Geometric interpretation of a given Alexandrov compactification

[prce]

What is the Alexandrov compactification of the following set and give the geometric interpretation of it:

[(x,y): x^2-y^2>=1, x>0] that is, the right part of the hyperbola along with the point in it.

This is a question from my todays exam in topology. I wrote that the given set is homeomorphic to the set [0,1)x[0,1) the alexandrov compactification of which is [0,1]x[0,1].

However I'm not sure at all. Is this correct?

 

[quasar987]

Well, you are right that the given set is homeomorphic to the set [0,1)x[0,1) and you are also right that the alexandrov compactification of it is [0,1]x[0,1].

But maybe you got the right answer for the wrong reason. For instance, what would you say is the Alexandroff compactification of the open square (0,1)x(0,1)?

It is not [0,1]x[0,1]; it is the 2-sphere S². The Alexandroff compactification is also called the one-point compactification because what it does typically is that it takes all the points "at infinity" and glue/collapse/identify them to a single point, which we usually write [itex]\infty[/itex]. This is the guiding picture to keep in mind while guessing what the Alexandroff compactification of a given space is. Once you've guessed what geometrical shape corresponds to the Alexandroff compactification, you need to produce an explicit homeomorphism between them in order to verify that your intuition was good.

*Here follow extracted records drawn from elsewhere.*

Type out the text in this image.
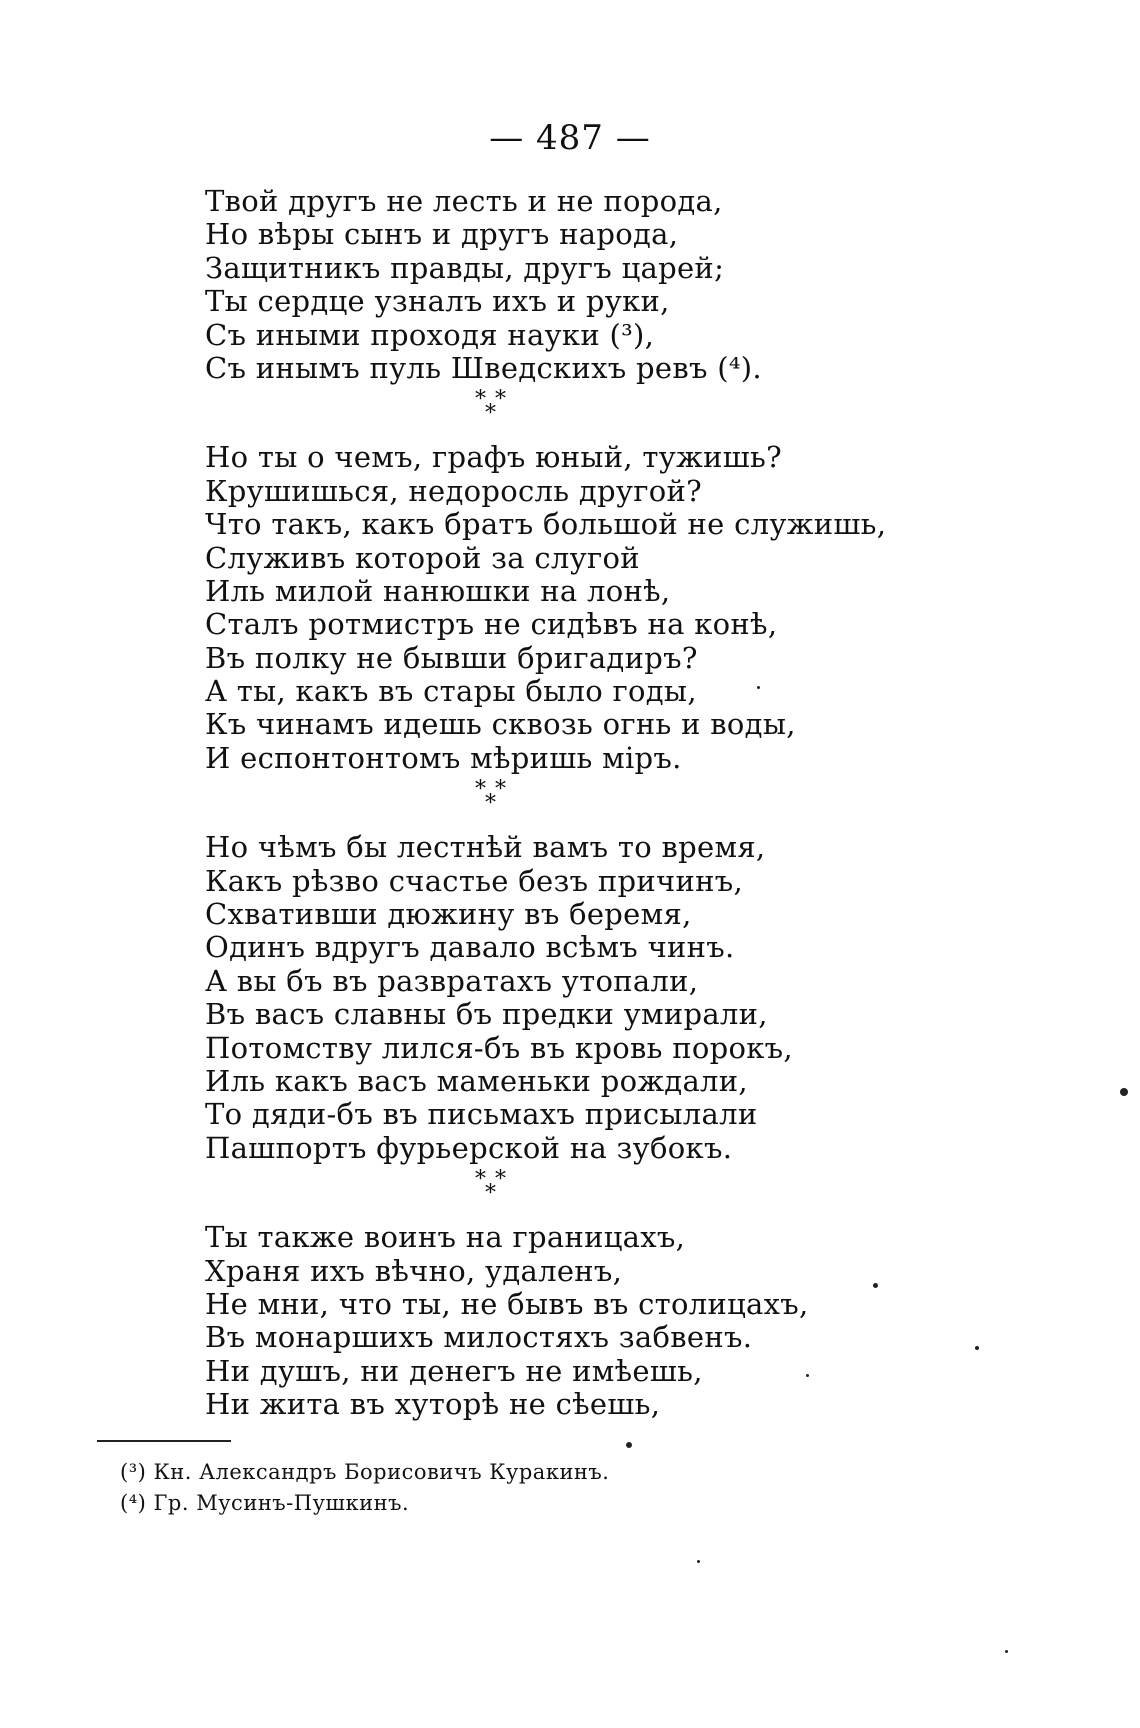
— 487 —
Твой другъ не лесть и не порода,
Но вѣры сынъ и другъ народа,
Защитникъ правды, другъ царей;
Ты сердце узналъ ихъ и руки,
Съ иными проходя науки (³),
Съ инымъ пуль Шведскихъ ревъ (⁴).
* *
*
Но ты о чемъ, графъ юный, тужишь?
Крушишься, недоросль другой?
Что такъ, какъ братъ большой не служишь,
Служивъ которой за слугой
Иль милой нанюшки на лонѣ,
Сталъ ротмистръ не сидѣвъ на конѣ,
Въ полку не бывши бригадиръ?
А ты, какъ въ стары было годы,
Къ чинамъ идешь сквозь огнь и воды,
И еспонтонтомъ мѣришь міръ.
* *
*
Но чѣмъ бы лестнѣй вамъ то время,
Какъ рѣзво счастье безъ причинъ,
Схвативши дюжину въ беремя,
Одинъ вдругъ давало всѣмъ чинъ.
А вы бъ въ развратахъ утопали,
Въ васъ славны бъ предки умирали,
Потомству лился-бъ въ кровь порокъ,
Иль какъ васъ маменьки рождали,
То дяди-бъ въ письмахъ присылали
Пашпортъ фурьерской на зубокъ.
* *
*
Ты также воинъ на границахъ,
Храня ихъ вѣчно, удаленъ,
Не мни, что ты, не бывъ въ столицахъ,
Въ монаршихъ милостяхъ забвенъ.
Ни душъ, ни денегъ не имѣешь,
Ни жита въ хуторѣ не сѣешь,
(³) Кн. Александръ Борисовичъ Куракинъ.
(⁴) Гр. Мусинъ-Пушкинъ.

For instance in the case of the compactification of (0,1)x(0,1), the homeomorphism f: S² --> (0,1)x(0,1) u {[itex]\infty[/itex]} is define by part by f=(stereographic projection on S²\{south pole}) and f(south pole)=[itex]\infty[/itex].

In your case, the "points at infinity" correspond to the points on the top side and right side of your "semi-open square" [0,1)x[0,1). Collapsing them onto a point gives something homeomorphic to [0,1]x[0,1].

 

[prce]

I kind of guessed and didnt put any reasons in the response. thinking now i should have procesed this way:
1. the given set i homeomorphic to the right semiplane. the compactification of alexandrov of which is clearly (by the stereographic projection) the semi-sphere (including the maximum circle).
2. The semi-sphere is homeomorphic to a closed disc which is homeomorphyc to [0,1]x[0,1].

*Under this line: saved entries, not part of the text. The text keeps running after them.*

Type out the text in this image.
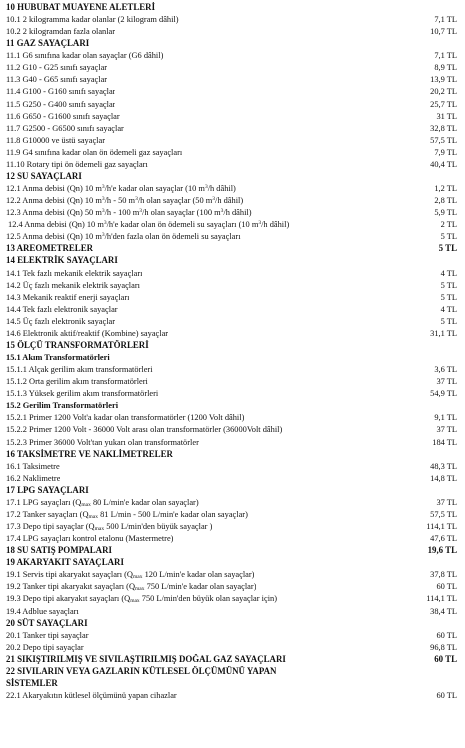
10 HUBUBAT MUAYENE ALETLERİ
10.1 2 kilogramma kadar olanlar (2 kilogram dâhil)	7,1 TL
10.2 2 kilogramdan fazla olanlar	10,7 TL
11 GAZ SAYAÇLARI
11.1 G6 sınıfına kadar olan sayaçlar (G6 dâhil)	7,1 TL
11.2 G10 - G25 sınıfı sayaçlar	8,9 TL
11.3 G40 - G65 sınıfı sayaçlar	13,9 TL
11.4 G100 - G160 sınıfı sayaçlar	20,2 TL
11.5 G250 - G400 sınıfı sayaçlar	25,7 TL
11.6 G650 - G1600 sınıfı sayaçlar	31 TL
11.7 G2500 - G6500 sınıfı sayaçlar	32,8 TL
11.8 G10000 ve üstü sayaçlar	57,5 TL
11.9 G4 sınıfına kadar olan ön ödemeli gaz sayaçları	7,9 TL
11.10 Rotary tipi ön ödemeli gaz sayaçları	40,4 TL
12 SU SAYAÇLARI
12.1 Anma debisi (Qn) 10 $m^3/h'e$ kadar olan sayaçlar (10 $m^3/h$ dâhil)	1,2 TL
12.2 Anma debisi (Qn) 10 $m^3/h - 50$ $m^3/h$ olan sayaçlar (50 $m^3/h$ dâhil)	2,8 TL
12.3 Anma debisi (Qn) 50 $m^3/h - 100$ $m^3/h$ olan sayaçlar (100 $m^3/h$ dâhil)	5,9 TL
12.4 Anma debisi (Qn) 10 $m^3/h'e$ kadar olan ön ödemeli su sayaçları (10 $m^3/h$ dâhil)	2 TL
12.5 Anma debisi (Qn) 10 $m^3/h'den$ fazla olan ön ödemeli su sayaçları	5 TL
13 AREOMETRELER	5 TL
14 ELEKTRİK SAYAÇLARI
14.1 Tek fazlı mekanik elektrik sayaçları	4 TL
14.2 Üç fazlı mekanik elektrik sayaçları	5 TL
14.3 Mekanik reaktif enerji sayaçları	5 TL
14.4 Tek fazlı elektronik sayaçlar	4 TL
14.5 Üç fazlı elektronik sayaçlar	5 TL
14.6 Elektronik aktif/reaktif (Kombine) sayaçlar	31,1 TL
15 ÖLÇÜ TRANSFORMATÖRLERİ
15.1 Akım Transformatörleri
15.1.1 Alçak gerilim akım transformatörleri	3,6 TL
15.1.2 Orta gerilim akım transformatörleri	37 TL
15.1.3 Yüksek gerilim akım transformatörleri	54,9 TL
15.2 Gerilim Transformatörleri
15.2.1 Primer 1200 Volt'a kadar olan transformatörler (1200 Volt dâhil)	9,1 TL
15.2.2 Primer 1200 Volt - 36000 Volt arası olan transformatörler (36000Volt dâhil)	37 TL
15.2.3 Primer 36000 Volt'tan yukarı olan transformatörler	184 TL
16 TAKSİMETRE VE NAKLİMETRELER
16.1 Taksimetre	48,3 TL
16.2 Naklimetre	14,8 TL
17 LPG SAYAÇLARI
17.1 LPG sayaçları ($Q_{max}$ 80 L/min'e kadar olan sayaçlar)	37 TL
17.2 Tanker sayaçları ($Q_{max}$ 81 L/min - 500 L/min'e kadar olan sayaçlar)	57,5 TL
17.3 Depo tipi sayaçlar ($Q_{max}$ 500 L/min'den büyük sayaçlar )	114,1 TL
17.4 LPG sayaçları kontrol etalonu (Mastermetre)	47,6 TL
18 SU SATIŞ POMPALARI	19,6 TL
19 AKARYAKIT SAYAÇLARI
19.1 Servis tipi akaryakıt sayaçları ($Q_{max}$ 120 L/min'e kadar olan sayaçlar)	37,8 TL
19.2 Tanker tipi akaryakıt sayaçları ($Q_{max}$ 750 L/min'e kadar olan sayaçlar)	60 TL
19.3 Depo tipi akaryakıt sayaçları ($Q_{max}$ 750 L/min'den büyük olan sayaçlar için)	114,1 TL
19.4 Adblue sayaçları	38,4 TL
20 SÜT SAYAÇLARI
20.1 Tanker tipi sayaçlar	60 TL
20.2 Depo tipi sayaçlar	96,8 TL
21 SIKIŞTIRILMIŞ VE SIVILAŞTIRILMIŞ DOĞAL GAZ SAYAÇLARI	60 TL
22 SIVILARIN VEYA GAZLARIN KÜTLESEL ÖLÇÜMÜNÜ YAPAN
SİSTEMLER
22.1 Akaryakıtın kütlesel ölçümünü yapan cihazlar	60 TL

But the question was: give the geometrical definition of the compactification. Whats "more right", semi-sphere, closed disc or [0,1]x[0,1]?

one other question asked for the intern of the set A in the subspace X (X subspace of E^2). A being the unit circle. B being [(x,y): x^2-y^2>=1, x>0] and C [(x,y): x^2-y^2>1, x<0]. X=AUBUC.
I put some crazy arguments and wrote that the intern of A is A itself.
But it is A\(1,0),(-1,0) is it?

On an exam, when proving homeomorphism is it necessary to give explicit formula of it or it is acceptable to only give a wordily, however logicaly consistent, description of the 1-1 mapping?

 

[quasar987]

I kind of guessed and didnt put any reasons in the response. thinking now i should have procesed this way:
1. the given set i homeomorphic to the right semiplane. the compactification of alexandrov of which is clearly (by the stereographic projection) the semi-sphere (including the maximum circle).
2. The semi-sphere is homeomorphic to a closed disc which is homeomorphyc to [0,1]x[0,1].

But the question was: give the geometrical definition of the compactification. Whats "more right", semi-sphere, closed disc or [0,1]x[0,1]?

I don't think one is more right that any other. I do like the closed disk best personally.

one other question asked for the intern of the set A in the subspace X (X subspace of E^2). A being the unit circle. B being [(x,y): x^2-y^2>=1, x>0] and C [(x,y): x^2-y^2>1, x<0]. X=AUBUC.
I put some crazy arguments and wrote that the intern of A is A itself.
But it is A\(1,0),(-1,0) is it?

I'm afraid so!

On an exam, when proving homeomorphism is it necessary to give explicit formula of it or it is acceptable to only give a wordily, however logicaly consistent, description of the 1-1 mapping?

It depends on your teacher. In the case of the compactification question, I would have given a picture to explain the map, and also to show why it is a homeomorphism.

 

[blue_raver22]

Yes, your answer is correct. The Alexandrov compactification of the given set is [0,1]x[0,1], which can be visualized as a square with its top and right edges identified. This compactification adds a single point at infinity, representing the "missing" points that complete the hyperbola.

Geometrically, this compactification can be interpreted as folding the hyperbola along the x-axis and "gluing" the two ends together to form a square. This allows us to visualize the entire hyperbola, including the point at infinity, in a compact and connected space.